In an analysis by the Shift News, Technoline were awarded 27 direct orders. Documents show that the direct orders were for ventilators, antibody tests and other equipment needed to treat COVID-19 patients.
Technoline has long been linked to the VGH deal. The company were granted exclusive procurement of medical equipment for the three state hospitals.
Only a few months before this deal was struck, Technoline changed hands, with manager Ivan Vassallo buying out the firm’s shareholders – the Guillaumier and Cusens families – in two separate deals.
After this deal, a certain Pakistani national called Yaser Ali Badar was listed as a Technoline director, a move that raised eyebrows given that he was registered as living in the same Tigne apartment as VGH investors Shaukat Ali Chaudry, believed to be a relative of Badar.
It was later revealed VGH had actually used a Jersey company to loan Vassallo’s company €5.14 million in December 2016, a few months before he bought out Technoline’s shareholders.
Technoline was not the only controversial company who benefited from the direct order.
James Fenech, who owns Fieldsports Ltd, supplied 26 ventilators in two separate direct orders, amounting to roughly €1 million.
Fenech was recently charged by the anti-terrorism police for exporting two RHIBs to Libya back in June 2019 without receiving permission by the Maltese authorities.
The vessels were allegedly going to be used as a contingency plan to evacuate workers of an unnamed UAE company out of Libya in the eventuality that the situation in the North African country escalates.
Malta’s Tiger King, Anton Rea Cutajar, also got a piece of the pie with a company owned by him and his former wife, Princling Holdings Ltd, getting a €200,000 direct order to supply 5 ventilators to Mater Dei.
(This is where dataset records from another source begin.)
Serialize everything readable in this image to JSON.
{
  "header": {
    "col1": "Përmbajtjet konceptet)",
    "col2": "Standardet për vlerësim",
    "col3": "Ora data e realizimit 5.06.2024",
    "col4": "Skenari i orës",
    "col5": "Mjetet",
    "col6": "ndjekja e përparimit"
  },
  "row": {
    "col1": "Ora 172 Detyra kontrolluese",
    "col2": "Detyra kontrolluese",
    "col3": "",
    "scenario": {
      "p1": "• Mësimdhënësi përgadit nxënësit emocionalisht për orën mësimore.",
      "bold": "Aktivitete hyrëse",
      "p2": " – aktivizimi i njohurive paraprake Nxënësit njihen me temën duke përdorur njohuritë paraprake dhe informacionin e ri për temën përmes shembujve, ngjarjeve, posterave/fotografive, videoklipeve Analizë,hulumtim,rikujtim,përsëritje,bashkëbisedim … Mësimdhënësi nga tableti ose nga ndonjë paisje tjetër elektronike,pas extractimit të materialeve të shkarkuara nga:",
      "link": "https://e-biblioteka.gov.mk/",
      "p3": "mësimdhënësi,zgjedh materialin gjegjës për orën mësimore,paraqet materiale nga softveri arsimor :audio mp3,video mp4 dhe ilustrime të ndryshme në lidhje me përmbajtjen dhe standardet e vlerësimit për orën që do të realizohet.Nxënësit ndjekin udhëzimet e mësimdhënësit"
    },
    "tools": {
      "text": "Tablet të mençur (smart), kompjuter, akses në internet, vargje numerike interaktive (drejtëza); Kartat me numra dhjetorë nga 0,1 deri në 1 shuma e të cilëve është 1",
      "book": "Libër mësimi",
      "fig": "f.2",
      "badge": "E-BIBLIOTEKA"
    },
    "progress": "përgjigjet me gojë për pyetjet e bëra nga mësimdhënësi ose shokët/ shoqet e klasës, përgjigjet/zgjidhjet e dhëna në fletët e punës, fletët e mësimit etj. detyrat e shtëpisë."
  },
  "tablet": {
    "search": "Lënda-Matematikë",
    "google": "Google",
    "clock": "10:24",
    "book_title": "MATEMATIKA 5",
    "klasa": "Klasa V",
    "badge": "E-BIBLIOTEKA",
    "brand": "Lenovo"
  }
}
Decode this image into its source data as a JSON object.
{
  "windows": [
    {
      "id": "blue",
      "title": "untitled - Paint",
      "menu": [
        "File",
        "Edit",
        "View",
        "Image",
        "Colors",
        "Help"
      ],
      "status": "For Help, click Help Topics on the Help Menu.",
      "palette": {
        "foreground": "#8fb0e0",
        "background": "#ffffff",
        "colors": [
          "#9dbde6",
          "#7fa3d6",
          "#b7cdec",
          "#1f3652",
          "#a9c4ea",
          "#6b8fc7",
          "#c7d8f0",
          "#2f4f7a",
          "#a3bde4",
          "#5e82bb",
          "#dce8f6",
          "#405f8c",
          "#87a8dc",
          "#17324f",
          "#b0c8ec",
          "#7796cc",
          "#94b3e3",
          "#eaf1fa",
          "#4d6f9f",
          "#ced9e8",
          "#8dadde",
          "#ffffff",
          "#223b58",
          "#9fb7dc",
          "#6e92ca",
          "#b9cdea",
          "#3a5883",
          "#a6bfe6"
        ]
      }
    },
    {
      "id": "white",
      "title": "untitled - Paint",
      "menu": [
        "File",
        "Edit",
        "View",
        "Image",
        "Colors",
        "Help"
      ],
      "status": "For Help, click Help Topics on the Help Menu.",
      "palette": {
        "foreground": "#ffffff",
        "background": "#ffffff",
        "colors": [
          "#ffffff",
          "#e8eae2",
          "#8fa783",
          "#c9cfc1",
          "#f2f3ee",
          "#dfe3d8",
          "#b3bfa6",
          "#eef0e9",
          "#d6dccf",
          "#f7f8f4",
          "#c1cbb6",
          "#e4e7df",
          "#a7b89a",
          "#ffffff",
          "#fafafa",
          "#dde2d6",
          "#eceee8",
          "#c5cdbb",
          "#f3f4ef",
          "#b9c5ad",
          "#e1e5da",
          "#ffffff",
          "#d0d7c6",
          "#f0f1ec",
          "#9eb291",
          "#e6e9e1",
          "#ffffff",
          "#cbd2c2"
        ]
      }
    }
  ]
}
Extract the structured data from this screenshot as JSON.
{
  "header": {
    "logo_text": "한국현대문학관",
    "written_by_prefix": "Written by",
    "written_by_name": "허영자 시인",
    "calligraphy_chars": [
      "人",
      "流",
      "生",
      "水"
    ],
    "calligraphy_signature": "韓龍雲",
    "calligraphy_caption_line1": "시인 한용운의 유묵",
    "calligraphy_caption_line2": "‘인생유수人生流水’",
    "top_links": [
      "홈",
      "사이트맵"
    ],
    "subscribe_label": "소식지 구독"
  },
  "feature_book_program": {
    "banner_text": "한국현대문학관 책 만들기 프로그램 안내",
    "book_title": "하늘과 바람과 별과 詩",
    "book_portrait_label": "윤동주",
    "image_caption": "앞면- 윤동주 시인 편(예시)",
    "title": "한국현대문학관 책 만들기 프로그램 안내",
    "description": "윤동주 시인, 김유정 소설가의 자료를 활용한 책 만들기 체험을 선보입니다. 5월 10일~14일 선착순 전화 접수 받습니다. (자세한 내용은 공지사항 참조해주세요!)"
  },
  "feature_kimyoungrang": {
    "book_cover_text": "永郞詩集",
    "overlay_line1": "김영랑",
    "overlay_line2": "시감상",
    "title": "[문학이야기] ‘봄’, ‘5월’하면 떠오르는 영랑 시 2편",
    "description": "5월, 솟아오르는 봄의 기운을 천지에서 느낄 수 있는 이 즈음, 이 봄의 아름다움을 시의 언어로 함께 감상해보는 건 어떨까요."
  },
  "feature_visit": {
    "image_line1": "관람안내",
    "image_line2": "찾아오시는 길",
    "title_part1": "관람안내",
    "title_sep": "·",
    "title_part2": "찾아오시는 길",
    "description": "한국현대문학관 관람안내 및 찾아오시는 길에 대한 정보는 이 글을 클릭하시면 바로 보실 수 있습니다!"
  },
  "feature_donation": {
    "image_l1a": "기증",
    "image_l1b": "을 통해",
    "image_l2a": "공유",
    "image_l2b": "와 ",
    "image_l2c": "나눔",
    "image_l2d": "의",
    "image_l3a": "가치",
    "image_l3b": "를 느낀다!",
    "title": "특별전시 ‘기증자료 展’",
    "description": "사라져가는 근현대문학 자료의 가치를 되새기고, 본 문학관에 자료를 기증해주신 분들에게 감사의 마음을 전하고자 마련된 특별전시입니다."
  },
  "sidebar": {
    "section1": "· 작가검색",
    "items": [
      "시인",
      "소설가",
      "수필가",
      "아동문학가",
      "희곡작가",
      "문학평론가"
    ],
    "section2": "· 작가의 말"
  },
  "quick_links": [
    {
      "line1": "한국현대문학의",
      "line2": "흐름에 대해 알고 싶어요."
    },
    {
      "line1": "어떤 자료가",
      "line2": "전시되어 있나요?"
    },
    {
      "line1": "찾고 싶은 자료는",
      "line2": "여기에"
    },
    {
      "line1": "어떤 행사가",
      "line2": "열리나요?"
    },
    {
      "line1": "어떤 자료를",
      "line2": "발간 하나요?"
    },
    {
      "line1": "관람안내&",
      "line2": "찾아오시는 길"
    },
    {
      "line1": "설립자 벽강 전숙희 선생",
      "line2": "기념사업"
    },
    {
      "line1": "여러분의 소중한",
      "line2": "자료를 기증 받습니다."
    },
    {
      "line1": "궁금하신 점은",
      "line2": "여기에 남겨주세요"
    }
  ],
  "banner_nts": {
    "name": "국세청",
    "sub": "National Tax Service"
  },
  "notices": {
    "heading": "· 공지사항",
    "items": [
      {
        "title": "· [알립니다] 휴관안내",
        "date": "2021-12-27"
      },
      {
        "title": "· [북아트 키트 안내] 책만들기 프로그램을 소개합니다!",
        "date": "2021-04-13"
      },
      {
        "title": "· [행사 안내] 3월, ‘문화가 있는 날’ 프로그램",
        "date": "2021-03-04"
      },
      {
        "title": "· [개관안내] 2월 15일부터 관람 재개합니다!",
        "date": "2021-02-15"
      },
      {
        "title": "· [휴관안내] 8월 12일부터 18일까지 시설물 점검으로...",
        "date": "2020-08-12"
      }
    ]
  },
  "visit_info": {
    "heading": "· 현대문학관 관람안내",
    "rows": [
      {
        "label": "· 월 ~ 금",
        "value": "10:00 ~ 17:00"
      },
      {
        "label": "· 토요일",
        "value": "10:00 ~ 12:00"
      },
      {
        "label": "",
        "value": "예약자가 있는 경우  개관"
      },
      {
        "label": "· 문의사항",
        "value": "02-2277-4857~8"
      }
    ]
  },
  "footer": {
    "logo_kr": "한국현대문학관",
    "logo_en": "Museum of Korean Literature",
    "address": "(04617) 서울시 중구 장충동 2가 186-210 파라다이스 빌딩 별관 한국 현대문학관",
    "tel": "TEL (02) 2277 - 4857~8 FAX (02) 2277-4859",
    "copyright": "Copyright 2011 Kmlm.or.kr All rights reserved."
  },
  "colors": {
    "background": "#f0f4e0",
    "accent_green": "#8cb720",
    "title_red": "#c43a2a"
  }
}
However, he made little profit off of the sale, insisting he sold them for the benefit of the nation.
Rea is no stranger to criticism, particularly over his zoo and his recent parliamentary petition to stop illegal migration.
The direct orders were issued while Malta was scrambling to cope with the pandemic, rushing to get its hands on ventilators and other essential equipment to deal with a major outbreak.